While the police have chosen not to appeal against any adverse decisions, it is interesting to note that they have now changed the wording in section J of the form to include the word ‘conviction’.
As many of you may now be aware, there have been several District Court decisions where driving with excess breath alcohol charges have been dismissed on the basis of the wrong advice being provided by police to motorists. However, there have also been District Court decisions going the other way where this defence has been unsuccessful. The solicitor-general has now applied to the Court of Appeal under section 313 of the Criminal Procedure Act 2011 to have a solicitor-general’s reference in relation to this issue in order to settle the matter once and for all. The Court of Appeal has accepted that there is a question of law and has instructed that the hearing be set down as a matter of urgency.
Prosecution vs conviction
When a motorist fails a roadside breath-screening test they are required to accompany the police to undergo an evidential breath test. While conducting testing procedures the police use a form which prompts them to give people their rights. These rights include being given the opportunity to speak to a lawyer and to elect to give a blood specimen. This form is called the ‘Breath and Blood Alcohol Procedure Sheet’ and has 16 sections labelled from A through to P. What has been happening is that after returning a positive evidential breath test, the advice provided to motorists by the police has been inconsistent with s77(3) and (3A) of the Land Transport Act 1998 (‘the LTA’). The advice motorists have been receiving was that if they did not within 10 minutes request a blood test, the evidential breath test they had just undergone could, of itself, be conclusive evidence in a prosecution against them. We know this was the advice being given by the police because this was wording used in section J of the Breath and Blood Alcohol Procedure Sheet. By contrast, s77(3A) of the LTA requires that a motorist is advised that the evidential breath test they have just undergone could of itself be conclusive evidence that could lead to their conviction. The argument is that the failure to provide the appropriate advice is fatal to a prosecution for drink-driving.

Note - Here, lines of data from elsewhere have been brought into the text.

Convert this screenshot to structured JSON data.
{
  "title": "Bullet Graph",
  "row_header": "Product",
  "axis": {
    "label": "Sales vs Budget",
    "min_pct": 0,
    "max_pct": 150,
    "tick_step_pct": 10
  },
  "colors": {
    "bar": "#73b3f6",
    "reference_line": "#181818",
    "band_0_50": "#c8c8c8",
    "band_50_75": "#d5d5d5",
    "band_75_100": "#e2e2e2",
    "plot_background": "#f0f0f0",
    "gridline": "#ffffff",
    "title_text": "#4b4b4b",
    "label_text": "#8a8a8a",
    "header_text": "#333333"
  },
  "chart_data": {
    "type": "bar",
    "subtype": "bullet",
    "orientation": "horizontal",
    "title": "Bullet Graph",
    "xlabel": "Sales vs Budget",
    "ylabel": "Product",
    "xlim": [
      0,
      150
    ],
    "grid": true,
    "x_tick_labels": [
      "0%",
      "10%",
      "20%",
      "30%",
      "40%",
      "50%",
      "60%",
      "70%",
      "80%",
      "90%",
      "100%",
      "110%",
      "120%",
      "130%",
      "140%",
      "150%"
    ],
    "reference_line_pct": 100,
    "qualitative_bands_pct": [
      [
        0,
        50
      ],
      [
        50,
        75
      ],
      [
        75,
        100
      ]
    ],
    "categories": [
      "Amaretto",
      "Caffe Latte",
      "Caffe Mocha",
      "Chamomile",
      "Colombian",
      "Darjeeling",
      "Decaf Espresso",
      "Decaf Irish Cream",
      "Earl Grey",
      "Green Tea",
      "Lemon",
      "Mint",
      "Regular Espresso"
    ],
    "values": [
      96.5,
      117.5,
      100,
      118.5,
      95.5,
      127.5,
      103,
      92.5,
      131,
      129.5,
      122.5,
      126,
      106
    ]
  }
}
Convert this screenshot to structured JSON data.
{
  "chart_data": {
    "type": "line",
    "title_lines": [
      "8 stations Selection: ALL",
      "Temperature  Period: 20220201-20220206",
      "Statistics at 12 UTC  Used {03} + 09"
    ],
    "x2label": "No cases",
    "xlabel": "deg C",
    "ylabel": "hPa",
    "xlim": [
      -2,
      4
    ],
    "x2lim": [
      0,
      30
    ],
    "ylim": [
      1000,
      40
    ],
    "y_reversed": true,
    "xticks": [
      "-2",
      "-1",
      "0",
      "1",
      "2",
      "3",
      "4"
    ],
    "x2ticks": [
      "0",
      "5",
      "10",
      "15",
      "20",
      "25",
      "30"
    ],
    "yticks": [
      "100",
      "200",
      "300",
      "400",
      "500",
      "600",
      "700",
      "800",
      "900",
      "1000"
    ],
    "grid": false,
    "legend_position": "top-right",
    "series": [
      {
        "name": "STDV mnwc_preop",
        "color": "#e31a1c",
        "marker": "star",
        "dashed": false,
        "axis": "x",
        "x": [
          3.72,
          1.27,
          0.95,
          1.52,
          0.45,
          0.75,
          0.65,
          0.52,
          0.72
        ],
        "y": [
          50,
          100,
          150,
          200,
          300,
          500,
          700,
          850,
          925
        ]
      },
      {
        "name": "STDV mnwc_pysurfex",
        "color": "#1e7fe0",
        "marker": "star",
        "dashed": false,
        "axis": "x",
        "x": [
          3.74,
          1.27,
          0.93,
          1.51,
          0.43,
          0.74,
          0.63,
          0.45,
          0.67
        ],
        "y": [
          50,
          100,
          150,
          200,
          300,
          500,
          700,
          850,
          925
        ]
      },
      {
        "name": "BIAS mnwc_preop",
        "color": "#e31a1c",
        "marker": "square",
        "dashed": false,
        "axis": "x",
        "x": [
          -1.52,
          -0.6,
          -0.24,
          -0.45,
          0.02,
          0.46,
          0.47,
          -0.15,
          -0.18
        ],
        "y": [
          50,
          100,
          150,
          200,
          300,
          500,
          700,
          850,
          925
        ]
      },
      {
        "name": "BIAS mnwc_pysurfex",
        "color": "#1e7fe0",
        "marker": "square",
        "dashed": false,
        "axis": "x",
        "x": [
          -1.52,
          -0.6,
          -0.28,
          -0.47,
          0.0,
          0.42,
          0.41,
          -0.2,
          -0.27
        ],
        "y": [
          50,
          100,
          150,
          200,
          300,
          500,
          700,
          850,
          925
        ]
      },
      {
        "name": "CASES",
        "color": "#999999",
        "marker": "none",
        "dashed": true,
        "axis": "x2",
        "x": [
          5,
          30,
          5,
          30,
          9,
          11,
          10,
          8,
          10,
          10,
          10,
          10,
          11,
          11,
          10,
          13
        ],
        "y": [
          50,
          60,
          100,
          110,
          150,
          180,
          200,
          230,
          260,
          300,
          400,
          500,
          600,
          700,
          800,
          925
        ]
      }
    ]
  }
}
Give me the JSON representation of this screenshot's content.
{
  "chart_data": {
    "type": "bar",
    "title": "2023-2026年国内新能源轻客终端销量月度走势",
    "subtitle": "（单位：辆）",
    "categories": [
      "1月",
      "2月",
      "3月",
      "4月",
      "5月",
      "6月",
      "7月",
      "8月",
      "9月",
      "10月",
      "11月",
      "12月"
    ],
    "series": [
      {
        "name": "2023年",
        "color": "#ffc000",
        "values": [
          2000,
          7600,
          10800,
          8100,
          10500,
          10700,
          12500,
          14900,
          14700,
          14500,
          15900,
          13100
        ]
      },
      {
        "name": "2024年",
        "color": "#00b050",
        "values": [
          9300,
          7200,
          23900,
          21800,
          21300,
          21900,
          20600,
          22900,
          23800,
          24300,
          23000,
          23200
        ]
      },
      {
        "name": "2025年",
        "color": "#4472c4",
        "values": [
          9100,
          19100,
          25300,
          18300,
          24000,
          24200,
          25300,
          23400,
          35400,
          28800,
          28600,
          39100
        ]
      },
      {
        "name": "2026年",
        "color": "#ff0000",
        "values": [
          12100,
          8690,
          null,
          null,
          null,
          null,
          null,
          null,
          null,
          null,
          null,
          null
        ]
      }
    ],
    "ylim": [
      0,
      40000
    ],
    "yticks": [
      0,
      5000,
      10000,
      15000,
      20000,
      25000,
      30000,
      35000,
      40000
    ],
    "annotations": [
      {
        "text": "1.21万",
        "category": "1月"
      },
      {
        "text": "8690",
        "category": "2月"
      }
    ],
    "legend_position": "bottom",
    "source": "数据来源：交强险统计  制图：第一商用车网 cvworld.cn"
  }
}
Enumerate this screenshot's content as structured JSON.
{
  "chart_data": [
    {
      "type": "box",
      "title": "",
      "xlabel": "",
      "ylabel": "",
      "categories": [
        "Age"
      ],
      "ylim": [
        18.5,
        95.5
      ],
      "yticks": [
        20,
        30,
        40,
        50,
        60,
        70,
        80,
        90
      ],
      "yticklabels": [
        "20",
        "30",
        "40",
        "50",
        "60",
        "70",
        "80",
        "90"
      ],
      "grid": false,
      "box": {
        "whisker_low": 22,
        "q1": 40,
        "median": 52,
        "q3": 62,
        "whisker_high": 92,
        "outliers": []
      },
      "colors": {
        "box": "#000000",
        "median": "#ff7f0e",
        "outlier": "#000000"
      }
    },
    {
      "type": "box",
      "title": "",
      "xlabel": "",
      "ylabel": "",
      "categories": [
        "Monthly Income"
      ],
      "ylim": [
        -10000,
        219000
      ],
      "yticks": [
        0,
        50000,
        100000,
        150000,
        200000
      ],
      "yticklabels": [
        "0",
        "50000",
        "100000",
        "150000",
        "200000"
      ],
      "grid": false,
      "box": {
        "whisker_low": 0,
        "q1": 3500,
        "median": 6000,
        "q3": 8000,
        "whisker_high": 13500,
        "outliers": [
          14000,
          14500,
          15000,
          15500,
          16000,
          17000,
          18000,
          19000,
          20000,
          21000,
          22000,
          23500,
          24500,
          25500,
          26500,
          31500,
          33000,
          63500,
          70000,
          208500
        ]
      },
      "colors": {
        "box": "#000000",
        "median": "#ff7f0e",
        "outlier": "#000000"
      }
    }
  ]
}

Drink-driving infringement notices
Since December 2014 there has been a two-tier drink-driving offence regime under the LTA. An adult with a positive breath test between 250 micrograms and 400 micrograms of alcohol per litre of breath commits an infringement offence where there is no conviction and no disqualification from driving, but the offence does attract a fine and demerit points. A positive test over 400 micrograms of alcohol per litre of breath is an imprisonable offence which can lead to a conviction and disqualification from driving. Judges who have been dismissing drink-driving charges have reasoned that there is a material difference in the meaning of the words ‘prosecution’ and ‘conviction’ in light of the new two-tier regime. While the police have chosen not to appeal against any adverse decisions, it is interesting to note that they have now changed the wording in section J of the form to include the word ‘conviction’.
What can be done about it now
The error in section J of the form could potentially lead to six-years’ worth of similar convictions being appealed because the old form has been used for roughly that length of time. It is estimated that this could affect up to 85,000 drink-driving convictions. So not only does it affect people who currently have active charges before the court, but also people who have drink-driving convictions within the past six years who were unaware that they had a potential defence to the charge at the time they entered their guilty plea. The courts have been taking a pragmatic approach to the problem by adjourning active cases before the court to a call-over hearing to await the result of the solicitor-general’s reference. For people who have convictions for drink-driving during the relevant period, they can file a notice of appeal against conviction to preserve their position in the event that the solicitor-general’s reference upholds the defence. That means that if the decision is favourable, then it may apply retrospectively to all appeals that were filed prior to the release of the decision. However, there is no guarantee that even if the court finds in favour of the defence, it will rule that the decision applies to earlier cases, but you have to be in to win!